Some use maps to analyze history, others use them to track weather, while still others are intently watching swing states flicker between red and blue. But, researchers that collaborate with the Center for Earth Observation at Yale use maps for some unusual scientific purposes.

“We study the earth from space,” said Larry Bonneau at the Center for Earth Observation. “We use satellite images to study changes in the landscape and environment.”

Studying satellite imagery of these changes allows scientists to research everything from agricultural systems to diseases transmitted by insects.

Durland Fish, professor of epidemiology at the School of Medicine, said he focuses on using satellite images to analyze and map human risk for insect-borne diseases, specifically Lyme disease. He uses satellite imagery to locate forests where deer that support the potentially infectious ticks live and also analyzes temperature and moisture levels to determine if the ticks can survive in a particular environment.

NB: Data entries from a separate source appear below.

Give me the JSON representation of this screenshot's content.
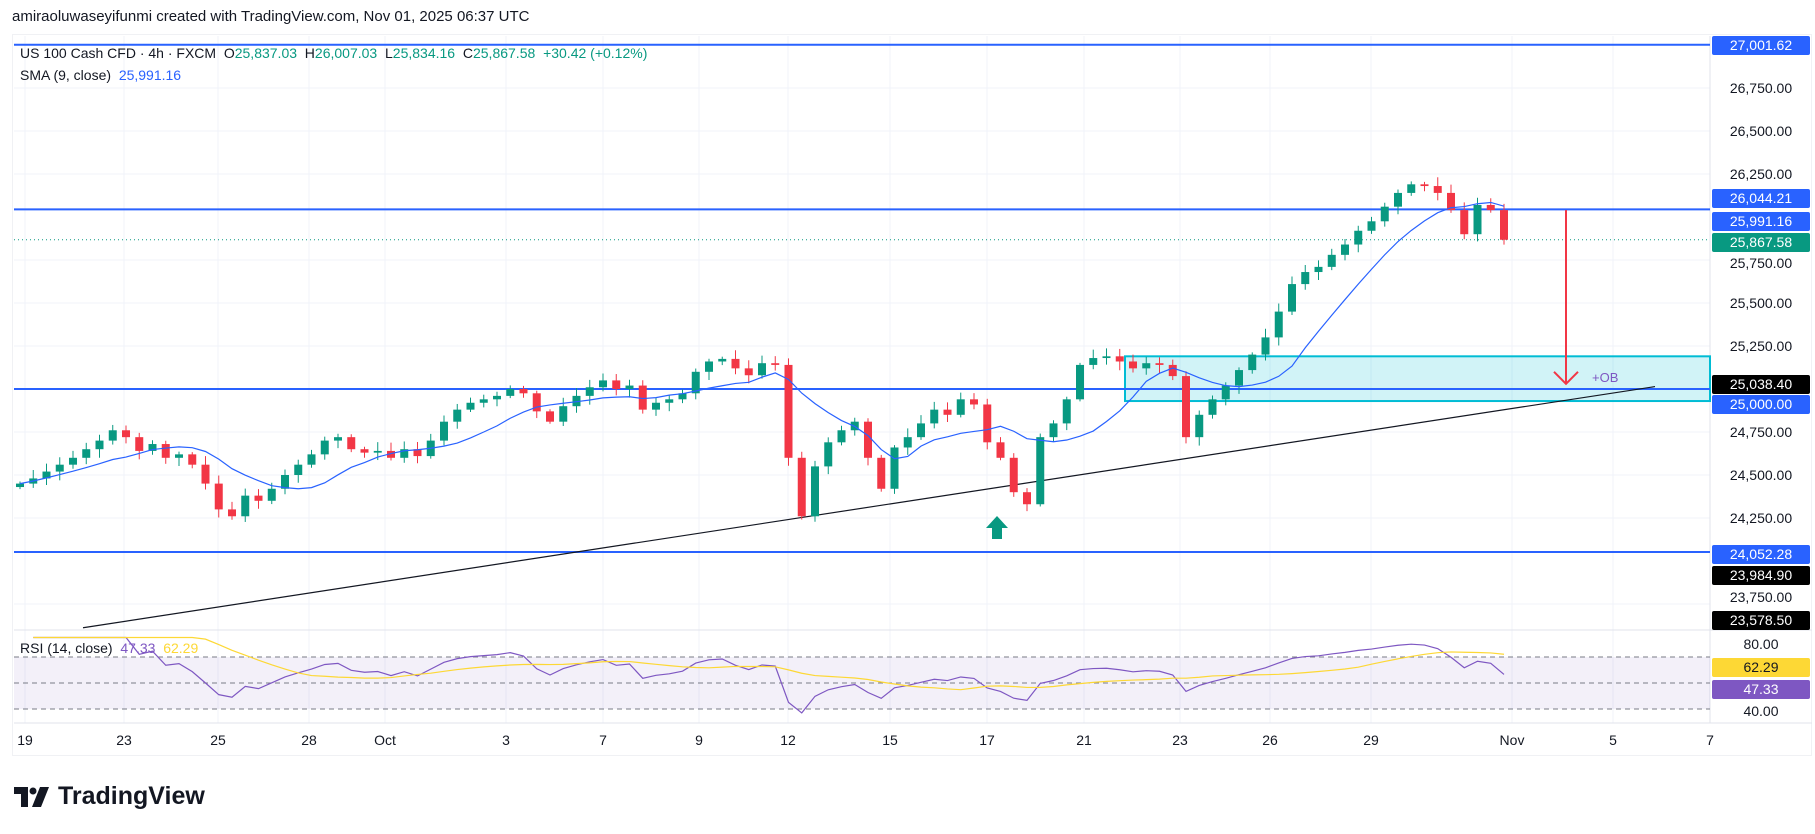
{
  "credit": "amiraoluwaseyifunmi created with TradingView.com, Nov 01, 2025 06:37 UTC",
  "symbol": {
    "name": "US 100 Cash CFD · 4h · FXCM",
    "o": "25,837.03",
    "h": "26,007.03",
    "l": "25,834.16",
    "c": "25,867.58",
    "change": "+30.42 (+0.12%)"
  },
  "sma": {
    "label": "SMA (9, close)",
    "value": "25,991.16"
  },
  "rsi": {
    "label": "RSI (14, close)",
    "value": "47.33",
    "ma": "62.29"
  },
  "logo": {
    "text": "TradingView"
  },
  "colors": {
    "up": "#089981",
    "down": "#f23645",
    "level": "#2962ff",
    "sma": "#2962ff",
    "rsi": "#7e57c2",
    "rsi_ma": "#fdd835",
    "zone": "#00bcd4",
    "arrow": "#f23645"
  },
  "chart_data": {
    "type": "candlestick",
    "timeframe": "4h",
    "x_ticks": [
      "19",
      "23",
      "25",
      "28",
      "Oct",
      "3",
      "7",
      "9",
      "12",
      "15",
      "17",
      "21",
      "23",
      "26",
      "29",
      "Nov",
      "5",
      "7"
    ],
    "y_ticks": [
      "26,750.00",
      "26,500.00",
      "26,250.00",
      "25,750.00",
      "25,500.00",
      "25,250.00",
      "24,750.00",
      "24,500.00",
      "24,250.00",
      "23,750.00"
    ],
    "ylim": [
      23600,
      27050
    ],
    "grid": true,
    "closes": [
      24450,
      24480,
      24520,
      24560,
      24600,
      24650,
      24700,
      24760,
      24720,
      24640,
      24680,
      24600,
      24620,
      24560,
      24450,
      24300,
      24260,
      24380,
      24350,
      24420,
      24500,
      24560,
      24620,
      24700,
      24720,
      24650,
      24630,
      24640,
      24600,
      24650,
      24610,
      24700,
      24810,
      24880,
      24920,
      24940,
      24960,
      25000,
      24975,
      24870,
      24810,
      24900,
      24960,
      25010,
      25050,
      25000,
      25020,
      24880,
      24920,
      24940,
      24975,
      25100,
      25160,
      25175,
      25120,
      25080,
      25150,
      25140,
      24600,
      24260,
      24550,
      24690,
      24760,
      24810,
      24600,
      24420,
      24660,
      24720,
      24800,
      24880,
      24850,
      24940,
      24910,
      24690,
      24600,
      24400,
      24330,
      24720,
      24800,
      24940,
      25140,
      25180,
      25190,
      25160,
      25120,
      25150,
      25140,
      25075,
      24720,
      24850,
      24940,
      25020,
      25110,
      25200,
      25300,
      25450,
      25610,
      25680,
      25710,
      25780,
      25840,
      25920,
      25975,
      26060,
      26140,
      26190,
      26180,
      26140,
      26040,
      25900,
      26070,
      26040,
      25867.58
    ],
    "levels": [
      27001.62,
      26044.21,
      25000.0,
      24052.28
    ],
    "price_labels": [
      {
        "text": "27,001.62",
        "kind": "level"
      },
      {
        "text": "26,044.21",
        "kind": "level"
      },
      {
        "text": "25,991.16",
        "kind": "sma"
      },
      {
        "text": "25,867.58",
        "kind": "last"
      },
      {
        "text": "25,038.40",
        "kind": "marker"
      },
      {
        "text": "25,000.00",
        "kind": "level"
      },
      {
        "text": "24,052.28",
        "kind": "level"
      },
      {
        "text": "23,984.90",
        "kind": "marker"
      },
      {
        "text": "23,578.50",
        "kind": "marker"
      }
    ],
    "last_price": 25867.58,
    "order_block": {
      "label": "+OB",
      "top": 25190,
      "bottom": 24930
    },
    "trendline": {
      "from": 23612,
      "to": 25014
    },
    "target_arrow": {
      "from": 26040,
      "to": 25030
    },
    "rsi_pane": {
      "ticks": [
        "80.00",
        "40.00"
      ],
      "upper": 70,
      "middle": 50,
      "lower": 30,
      "labels": [
        {
          "text": "62.29",
          "kind": "ma"
        },
        {
          "text": "47.33",
          "kind": "rsi"
        }
      ]
    }
  }
}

Ted Holford GRD ’72, who has also worked with data from the Center for Earth Observation, said that in projects in which researchers study vector-bone diseases, satellite mapping is highly useful.

“We try to identify variables that would be available from these other sources, like satellite imagery, and develop models that describe how these things are related to habitats that are friendly to the vectors,” Holford said.

He said the effects of neighboring regions on each other presents a biostatistical dilemma. Some areas can have an impact on data gathered from their surroundings, which raises questions of correlation and independence, he said.

The goal of the research is to present high risk populations with preventative measures, Fish said. He said the research’s purpose is to determine risk levels for different areas and convey this information to both local authorities and individuals.

The West Nile virus, researched at the center by Maria Diuk-Wasser, is studied in a similar fashion. She is building a West Nile virus risk map for the state of Connecticut, analyzing the landscape and weather patterns to determine the location of potentially infectious mosquitoes. Diuk-Wasser’s research includes correlating satellite image features to different mosquito population densities.

But diseases carried by insects are only one topic of research at the center. Frank Hole studies land use in Asia. He said the project focused on land use, the percentage of land covered with vegetation and types of land cover. Hole said he is specifically examining how land use has changed over the past 50 years and how these changes might reflect the effects of population, government policies, economic factors, ethnic mix, and the introduction of technology.

Hole said one of the challenges of using satellite data is that researchers cannot rely purely on the images but must visit and study the locations.

“We have to establish ground truth, so we understand what we are seeing in the imagery,” Hole said.

According to Diuk-Wasser, another two aspects that cannot be overlooked when using satellite data are temporal resolution — how frequently the images are taken — and spatial resolution — the images’ level of detail. She said another issue is availability — researchers need to get “the right images at the right time at the right place.”

Despite the setbacks, researchers said they were optimistic about the new breed of research.

“[Satellite imaging] is a remarkable resource, and it has developed over the last 10 years,” Hole said.

The Center for Earth Observation is available to train students and provide data for student research. According to Bonneau, a course titled “Observing the Earth From Space” is available to train students in remote sensing and utilization of the center and its unusual use of maps.